The other men nod and Too Tall mutters a hello when he comes back down with the sergeant, but they keep their eyes away like he might be a ghost. Corporal Ponder is carrying Fulanito’s Mauser.

“Those people long gone,” Jacks tells them. “So we just liberate this prisoner and head back to the garrison.”

They follow their own tracks back over the dunes to the boy’s body. They have rolled him onto his side and except for the blood he could be napping in the sand. Coop’s body is stretched out way down the slope, a palm leaf covering his head. It wasn’t an easy shot.

Nobody offers to help when Royal squats and puts Coop’s body over his shoulder to carry. He feels the head sticky against the small of his back as they walk, over and through the dunes to the beach, making their way around the boulders, squeezing through the nipa and crossing the stream knee-high where it spreads out. The tide is up now, only a little strip of sand left uncovered. Royal kneels and lays Coop down on it.

“I get something we can carry him in the rest of the way.”

“You go with him, Hardaway,” says Jacks, looking into Royal’s eyes. “Might be some of them googoos still about.”
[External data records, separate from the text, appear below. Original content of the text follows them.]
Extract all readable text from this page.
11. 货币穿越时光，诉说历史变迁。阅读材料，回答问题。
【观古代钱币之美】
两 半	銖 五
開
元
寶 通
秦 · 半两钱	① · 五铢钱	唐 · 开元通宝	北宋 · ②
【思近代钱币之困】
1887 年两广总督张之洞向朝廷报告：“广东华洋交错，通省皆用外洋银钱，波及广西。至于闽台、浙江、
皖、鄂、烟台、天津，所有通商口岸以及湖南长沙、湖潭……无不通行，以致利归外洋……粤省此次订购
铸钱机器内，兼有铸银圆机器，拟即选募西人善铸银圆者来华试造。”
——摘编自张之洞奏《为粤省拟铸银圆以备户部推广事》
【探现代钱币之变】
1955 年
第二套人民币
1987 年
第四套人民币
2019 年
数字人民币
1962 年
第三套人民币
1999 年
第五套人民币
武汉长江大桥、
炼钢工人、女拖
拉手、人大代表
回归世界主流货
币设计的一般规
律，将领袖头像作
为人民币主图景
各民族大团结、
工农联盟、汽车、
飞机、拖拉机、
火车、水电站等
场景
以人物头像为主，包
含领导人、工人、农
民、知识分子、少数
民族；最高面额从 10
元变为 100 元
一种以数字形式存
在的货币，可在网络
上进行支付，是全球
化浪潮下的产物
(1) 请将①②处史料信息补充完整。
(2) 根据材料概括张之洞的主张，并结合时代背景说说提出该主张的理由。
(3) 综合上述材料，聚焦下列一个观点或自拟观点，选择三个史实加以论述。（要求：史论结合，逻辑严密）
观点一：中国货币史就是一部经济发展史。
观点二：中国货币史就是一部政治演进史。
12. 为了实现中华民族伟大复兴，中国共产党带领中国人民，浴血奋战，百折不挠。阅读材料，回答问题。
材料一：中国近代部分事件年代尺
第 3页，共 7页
He leads Hardaway to Bung’s hut, better built than most, and unties the hammock stretched between the deck post and the cocoanut palm growing next to it. He speaks softly, searching hard for the words in Tagalog. Bung won’t be far away.

“What you say there?” Hardaway asks when they are coming back with the hammock.

“Told where that boy is. Maybe somebody will do for him before the crabs get busy.”

The others have stripped most of Coop’s clothes off.

“I tell the lieutenant you got lost in the river, got caught, run away and spent you some time in the sun out here,” says Sergeant Jacks, tossing Coop’s pants at him. “But you best walk in there looking like a soldier and not some wildass golliwog been shacked up with a native gal.”